Quick question. How well do you use social media?
I have a feeling the majority of you reading this are good or great at it. You know how to tailor your content to get your audience (usually friends and family) to respond, you take great photos, you show the world this is who you are.
How well are you using LinkedIn, though?
I’d guess most of you either aren’t using the platform, or aren’t using it well.
I ask the question because for better or worse, LinkedIn is social media, or at least semi-social media. A lot of the characteristics that make up Twitter and Facebook are also part of LinkedIn, and just as those two platforms can help or hinder your job search, LinkedIn can get you in front of prospective employers and starting your career sooner than you think.
But just having a profile doesn’t mean you’re attracting your future coworkers. You need to be using the platform correctly and inviting them to want to learn more about you.
Get the right profile photo
The very first thing anyone will ever see of your LinkedIn profile is your photo. It is quite literally top and centre of your profile page.
We’ve covered appearance a few times, but it’s important to remember: you need to look neat and presentable at all times.
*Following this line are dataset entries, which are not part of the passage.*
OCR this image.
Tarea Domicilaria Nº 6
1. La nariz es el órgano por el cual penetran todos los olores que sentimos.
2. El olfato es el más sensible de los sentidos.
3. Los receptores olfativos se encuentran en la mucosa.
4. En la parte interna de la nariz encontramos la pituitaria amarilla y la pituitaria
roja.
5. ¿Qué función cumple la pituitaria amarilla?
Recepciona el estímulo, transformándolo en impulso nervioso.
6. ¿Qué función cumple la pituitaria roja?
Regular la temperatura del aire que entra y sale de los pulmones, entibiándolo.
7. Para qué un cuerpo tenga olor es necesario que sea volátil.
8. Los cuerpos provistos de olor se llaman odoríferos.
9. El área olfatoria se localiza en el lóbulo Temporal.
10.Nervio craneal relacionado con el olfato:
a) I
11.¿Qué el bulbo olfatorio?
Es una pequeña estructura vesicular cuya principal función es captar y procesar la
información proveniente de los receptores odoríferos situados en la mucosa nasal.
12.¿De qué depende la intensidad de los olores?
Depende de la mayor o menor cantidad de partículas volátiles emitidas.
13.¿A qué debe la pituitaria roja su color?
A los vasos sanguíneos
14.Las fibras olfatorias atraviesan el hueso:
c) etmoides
Like it or not, recruiters and employers judge a book by its cover and when your cover is in tatters, they don’t assume you’re well read.
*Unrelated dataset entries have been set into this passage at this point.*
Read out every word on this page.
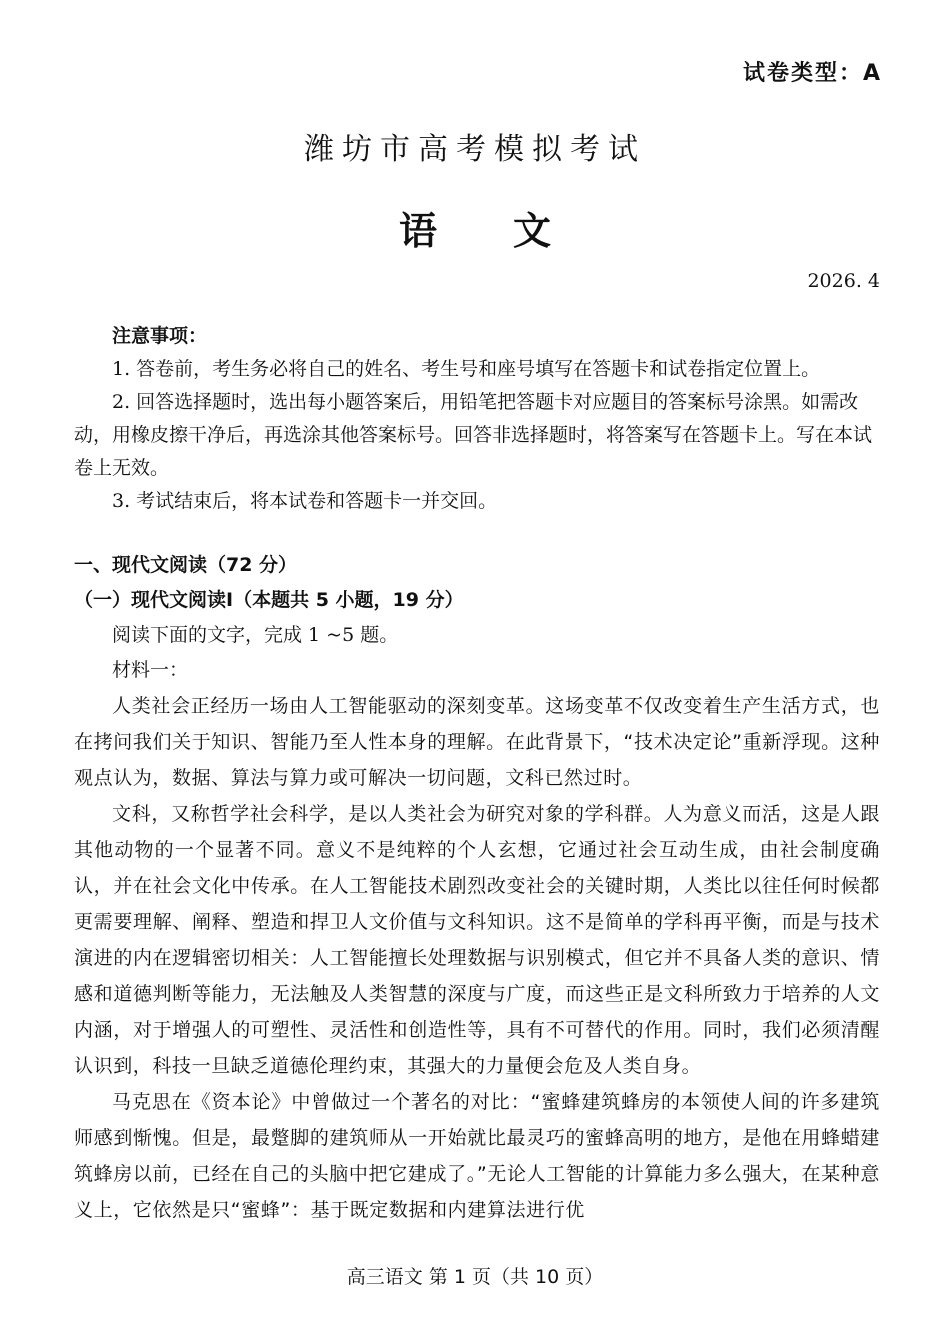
试卷类型：A
潍坊市高考模拟考试
语 文
2026. 4
注意事项：

1. 答卷前，考生务必将自己的姓名、考生号和座号填写在答题卡和试卷指定位置上。

2. 回答选择题时，选出每小题答案后，用铅笔把答题卡对应题目的答案标号涂黑。如需改动，用橡皮擦干净后，再选涂其他答案标号。回答非选择题时，将答案写在答题卡上。写在本试卷上无效。

3. 考试结束后，将本试卷和答题卡一并交回。

一、现代文阅读（72 分）

（一）现代文阅读Ⅰ（本题共 5 小题，19 分）

阅读下面的文字，完成 1 ~5 题。

材料一：

人类社会正经历一场由人工智能驱动的深刻变革。这场变革不仅改变着生产生活方式，也在拷问我们关于知识、智能乃至人性本身的理解。在此背景下，“技术决定论”重新浮现。这种观点认为，数据、算法与算力或可解决一切问题，文科已然过时。

文科，又称哲学社会科学，是以人类社会为研究对象的学科群。人为意义而活，这是人跟其他动物的一个显著不同。意义不是纯粹的个人玄想，它通过社会互动生成，由社会制度确认，并在社会文化中传承。在人工智能技术剧烈改变社会的关键时期，人类比以往任何时候都更需要理解、阐释、塑造和捍卫人文价值与文科知识。这不是简单的学科再平衡，而是与技术演进的内在逻辑密切相关：人工智能擅长处理数据与识别模式，但它并不具备人类的意识、情感和道德判断等能力，无法触及人类智慧的深度与广度，而这些正是文科所致力于培养的人文内涵，对于增强人的可塑性、灵活性和创造性等，具有不可替代的作用。同时，我们必须清醒认识到，科技一旦缺乏道德伦理约束，其强大的力量便会危及人类自身。

马克思在《资本论》中曾做过一个著名的对比：“蜜蜂建筑蜂房的本领使人间的许多建筑师感到惭愧。但是，最蹩脚的建筑师从一开始就比最灵巧的蜜蜂高明的地方，是他在用蜂蜡建筑蜂房以前，已经在自己的头脑中把它建成了。”无论人工智能的计算能力多么强大，在某种意义上，它依然是只“蜜蜂”：基于既定数据和内建算法进行优

高三语文 第 1 页（共 10 页）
Make sure your hair is groomed and you’re wearing a business shirt or blouse and preferably a jacket. Look directly at the camera and… smile.
Smiling is one of the areas Anna and I discuss in our member’s only LinkedIn special pod and it is a really easy fix that tells people you are warm and welcoming. People are more likely to engage with you and perceived you as someone who will engage back.
This is particularly important, as there is a growing trend for young professionals to take a “serious” profile photo. I believe this is trying to emulate profile photos of business leaders such as Steve Jobs, but it’s important to recognise, you aren’t the CEO of Apple. You’re a graduate.
Another often looked over part of the profile pic is making sure your face fills as much of it as possible. This is important because on mobile views when searching, it’s difficult to make out every discernible feature. A torso or full body shot makes it even harder.
Another really easy way to stand out on LinkedIn is to take advantage of the custom URL feature. If you are fortunate enough to have a unique name like me, chances are your name will still available as a custom URL. If not, consider a variation of your initials.
If it’s possible, also try to aim for consistency across your professional profiles. I’ve managed to score “antoncrace” for my Twitter, Instagram, Facebook and LinkedIn profiles, which means it’s super easy for any potential clients or employers to find me.
My number one trait is…
Always remember: a career and a job are two different things. You aren’t your job and you aren’t defined by it. Your career, however, is what defines you professionally.
With that in mind, if you currently work at a fast food restaurant (there is no shame in that, by the way. I have a very long rant available for anyone who wants to use the “McDonald’s excuse” for lack of employability skills) you don’t need to put that in your headline.
As you can see from my profile, I’ve listed Communications, Marketing and International Education in my headline. Simple. It tells everyone what fields I’m good at and in what industry I work. My actual job titles, which include journalist and marketing development manager among other things, are available in the professional experience section of my profile if someone wants to see them, but they are markers in my career. They are not the first things I want people to associate with me.
In the same way, you should be thinking about what you want people to know about you. You can even write “Looking for X job” in your headline if you want, you just need to think about what is the number one thing you want people to know about you.
If this process sounds familiar to you, by the way, it should. It’s a variation of elevator pitching, covered here.
LinkedIn is a useful tool for graduates, but you need to use it right. This post has only scratched the surface on what you should be doing to maximise your employment success, but as there are so many graduates and other professionals out there getting these points wrong, getting them right will make you stand out from the rest.